“Be kind, for everyone you meet is fighting a hard battle” - Often attributed to Plato but likely from Ian McLaren (pseudonym of Reverend John Watson)

Wednesday, February 17, 2016

The end of an era

In September of 2005, gas prices rose abruptly enough that I stopped driving as I had as a teenager in my Plymouth Roadrunner Detroit muscle car and started to do my best to squeeze every possible foot out of each gallon of gas. That was in a Jeep Grand Cherokee, which I followed up with a Land Rover and finally my current Lexus CT200h which I acquired in the summer of 2011. I've driven that vehicle in such a way that I've exceeded the EPA combined estimate of 42 m.p.g. by 8.5 m.p.g. I've done so using light touch on the pedals, attempting to maximize the vehicle's use of regenerative braking, maximizing time in traffic jams that the engine is off and motive power provided by the battery and electric motor, and a cruise controlled 55 m.p.h. maximum speed (except when converting potential energy to kinetic on long, steep downhill grades).

This blog started out as documentation of my efforts in that direction and has since grown to cover a variety of other energy related topics and even ventured into politics, economics, and philosophy at times.

But, notably, I've failed to save the world and I'm finished with this decade plus long experiment. I'll be going out this weekend to test drive and possibly drive away in a vehicle such as the Jeep SRT Grand Cherokee  or the Audi SQ5. And I have no intention of driving such a purchase so as to maximize fuel economy.

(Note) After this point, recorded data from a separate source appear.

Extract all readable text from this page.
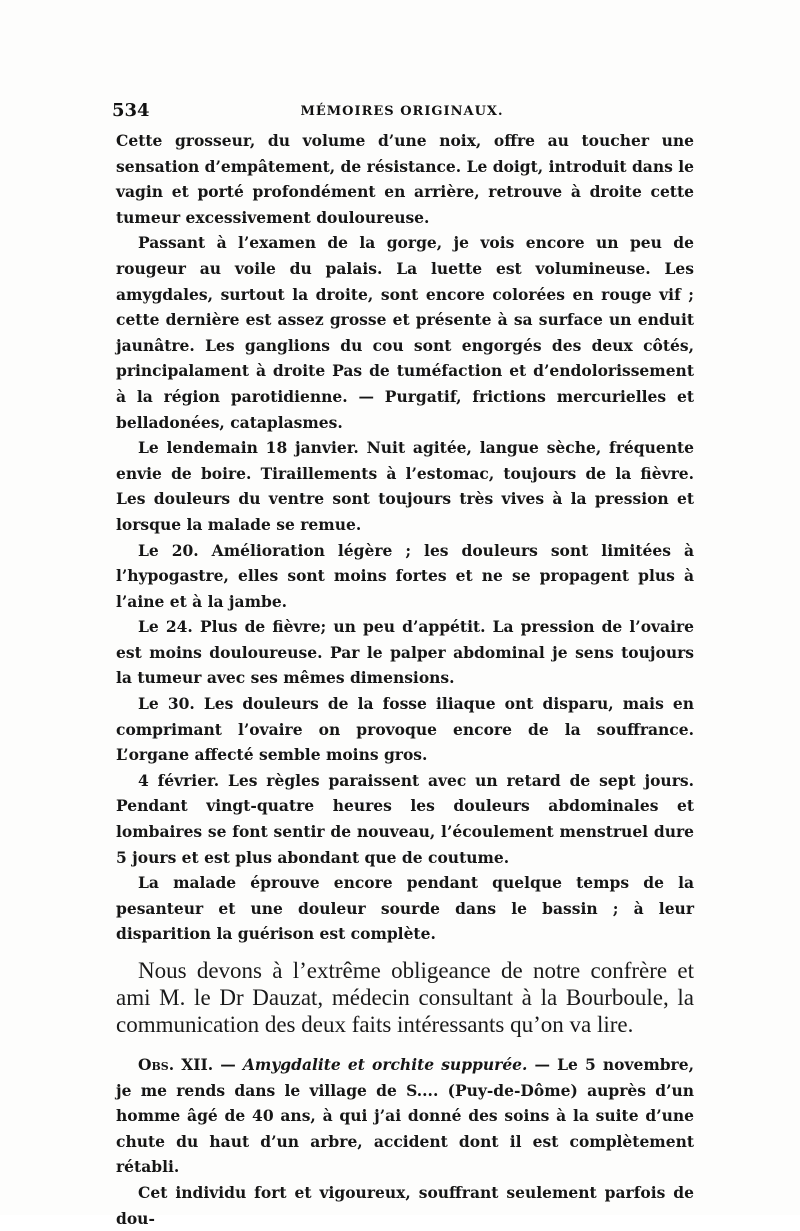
534	MÉMOIRES ORIGINAUX.

Cette grosseur, du volume d’une noix, offre au toucher une sensation d’empâtement, de résistance. Le doigt, introduit dans le vagin et porté profondément en arrière, retrouve à droite cette tumeur excessivement douloureuse.

Passant à l’examen de la gorge, je vois encore un peu de rougeur au voile du palais. La luette est volumineuse. Les amygdales, surtout la droite, sont encore colorées en rouge vif ; cette dernière est assez grosse et présente à sa surface un enduit jaunâtre. Les ganglions du cou sont engorgés des deux côtés, principalament à droite Pas de tuméfaction et d’endolorissement à la région parotidienne. — Purgatif, frictions mercurielles et belladonées, cataplasmes.

Le lendemain 18 janvier. Nuit agitée, langue sèche, fréquente envie de boire. Tiraillements à l’estomac, toujours de la fièvre. Les douleurs du ventre sont toujours très vives à la pression et lorsque la malade se remue.

Le 20. Amélioration légère ; les douleurs sont limitées à l’hypogastre, elles sont moins fortes et ne se propagent plus à l’aine et à la jambe.

Le 24. Plus de fièvre; un peu d’appétit. La pression de l’ovaire est moins douloureuse. Par le palper abdominal je sens toujours la tumeur avec ses mêmes dimensions.

Le 30. Les douleurs de la fosse iliaque ont disparu, mais en comprimant l’ovaire on provoque encore de la souffrance. L’organe affecté semble moins gros.

4 février. Les règles paraissent avec un retard de sept jours. Pendant vingt-quatre heures les douleurs abdominales et lombaires se font sentir de nouveau, l’écoulement menstruel dure 5 jours et est plus abondant que de coutume.

La malade éprouve encore pendant quelque temps de la pesanteur et une douleur sourde dans le bassin ; à leur disparition la guérison est complète.

Nous devons à l’extrême obligeance de notre confrère et ami M. le Dr Dauzat, médecin consultant à la Bourboule, la communication des deux faits intéressants qu’on va lire.

Obs. XII. — Amygdalite et orchite suppurée. — Le 5 novembre, je me rends dans le village de S.... (Puy-de-Dôme) auprès d’un homme âgé de 40 ans, à qui j’ai donné des soins à la suite d’une chute du haut d’un arbre, accident dont il est complètement rétabli.

Cet individu fort et vigoureux, souffrant seulement parfois de dou-
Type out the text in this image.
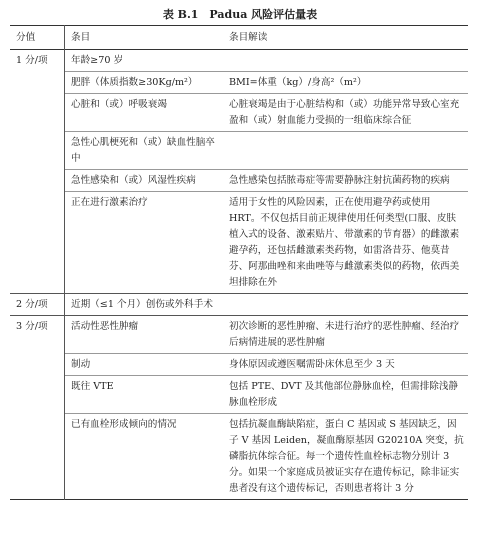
表 B.1　Padua 风险评估量表
分值	条目	条目解读
1 分/项	年龄≥70 岁	
	肥胖（体质指数≥30Kg/m²）	BMI=体重（kg）/身高²（m²）
	心脏和（或）呼吸衰竭	心脏衰竭是由于心脏结构和（或）功能异常导致心室充盈和（或）射血能力受损的一组临床综合征
	急性心肌梗死和（或）缺血性脑卒中	
	急性感染和（或）风湿性疾病	急性感染包括脓毒症等需要静脉注射抗菌药物的疾病
	正在进行激素治疗	适用于女性的风险因素，正在使用避孕药或使用 HRT。不仅包括目前正规律使用任何类型(口服、皮肤植入式的设备、激素贴片、带激素的节育器）的雌激素避孕药，还包括雌激素类药物，如雷洛昔芬、他莫昔芬、阿那曲唑和来曲唑等与雌激素类似的药物，依西美坦排除在外
2 分/项	近期（≤1 个月）创伤或外科手术	
3 分/项	活动性恶性肿瘤	初次诊断的恶性肿瘤、未进行治疗的恶性肿瘤、经治疗后病情进展的恶性肿瘤
	制动	身体原因或遵医嘱需卧床休息至少 3 天
	既往 VTE	包括 PTE、DVT 及其他部位静脉血栓，但需排除浅静脉血栓形成
	已有血栓形成倾向的情况	包括抗凝血酶缺陷症，蛋白 C 基因或 S 基因缺乏，因子 V 基因 Leiden，凝血酶原基因 G20210A 突变，抗磷脂抗体综合征。每一个遗传性血栓标志物分别计 3 分。如果一个家庭成员被证实存在遗传标记，除非证实患者没有这个遗传标记，否则患者将计 3 分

Now, was this change motivated by the steep decline in fuel prices? It was not. It's simply the case that I have had enough, the experiment has gone on long enough. I'm tired of having people run up on my rear bumper, honk, flash their high beams, etc. I'm tired of explaining to passengers why it takes me 27% longer to get anywhere. I'm tired of a car that, though it has a Lexus badge, is a Prius at heart (the passenger side seat has a pull bar to adjust position).


There you have it.

Now, does this mean that I'm also finished with blogging on energy and related topics? It most assuredly does not and I intend (though it has been said, in particular by my mother, that the road to hell is paved with good intentions) to post more regularly.


Gabriel Grosskopf said...

One way to get rid of "having people run up on my rear bumper, honk, flash their high beams, etc." could be to drive a Tesla.

slipperstein said...

A noble attempt, an impossible place.

Greg said...

Why not keep the Lexus but just relax your stringent fuel-saving techniques to the point where they don't annoy passengers and other drivers? Presumably your fuel economy would drop a good fraction of the way from your amazing 50 towards the Lexus' still very good published 42. But that would still be much, much better than the cars you're considering.

Honestly, given the coming revolution in self-driving cars, anyone who thinks they can get another 10 years out of their existing car should keep it.